In a bid to evaluate the therapeutic effects of products like cheese, yogurt and kefir, researchers from four academic institutions in China and Pakistan reviewed published research to identify where there are links between consumption and positive disease management outcomes.

For example, existing research has shown that yogurt can be used to manage osteoporosis, a degenerative bone disease, and its consumption has been linked with preventing diarrhea and reducing lactose intolerance. “The major way that yogurt helps manage osteoporosis is because it contains a lot of calcium, which is good for strong bones,” the researchers pointed out in their review. “Enhanced with vitamin D, it also improves the absorption of calcium. Bone health is enhanced by the protein and other nutrients included in it.”
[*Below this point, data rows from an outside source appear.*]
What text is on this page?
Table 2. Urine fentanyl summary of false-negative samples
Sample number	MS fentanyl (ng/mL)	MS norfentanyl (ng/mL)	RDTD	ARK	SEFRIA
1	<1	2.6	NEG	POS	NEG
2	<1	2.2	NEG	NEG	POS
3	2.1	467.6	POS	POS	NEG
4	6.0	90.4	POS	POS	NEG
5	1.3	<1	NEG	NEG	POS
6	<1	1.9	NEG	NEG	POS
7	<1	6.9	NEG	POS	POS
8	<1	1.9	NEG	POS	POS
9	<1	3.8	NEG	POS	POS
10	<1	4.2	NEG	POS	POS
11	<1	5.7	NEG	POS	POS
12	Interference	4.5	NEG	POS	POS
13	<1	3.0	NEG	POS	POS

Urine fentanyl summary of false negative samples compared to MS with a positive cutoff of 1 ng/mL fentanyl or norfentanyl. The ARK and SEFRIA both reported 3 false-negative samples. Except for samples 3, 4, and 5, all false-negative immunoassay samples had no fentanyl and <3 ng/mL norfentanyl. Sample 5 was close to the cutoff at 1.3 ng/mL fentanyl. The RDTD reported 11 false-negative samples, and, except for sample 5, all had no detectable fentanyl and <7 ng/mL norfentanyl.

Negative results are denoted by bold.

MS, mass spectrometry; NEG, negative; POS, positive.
The review also concluded that yogurt intake is more consistently linked with reducing the incidence of type 2 diabetes compared to other dairy products. Probiotic yogurt in particular has also been proven to positively impact people with liver conditions, according to existing research examined by the authors.

However, yogurt’s therapeutic effects on cancer were less clear-cut based in existing evidence, the authors pointed out.

Kefir’s anti-cancer potential has been demonstrated through several studies, its consumption linked with slowing down tumor growth in mice and reducing the development of colorectal cancer cells.

The fermented beverage – which is a rich source of vitamins, minerals and beneficial bacteria – has also been found to exhibit antimicrobial properties, largely due to its high probiotics content, organic acids and bioactive compounds. Similarly to yogurt, kefir has also been proven to aid digestion including of lactose; improve the gut lining, and reduce allergy and asthma risks.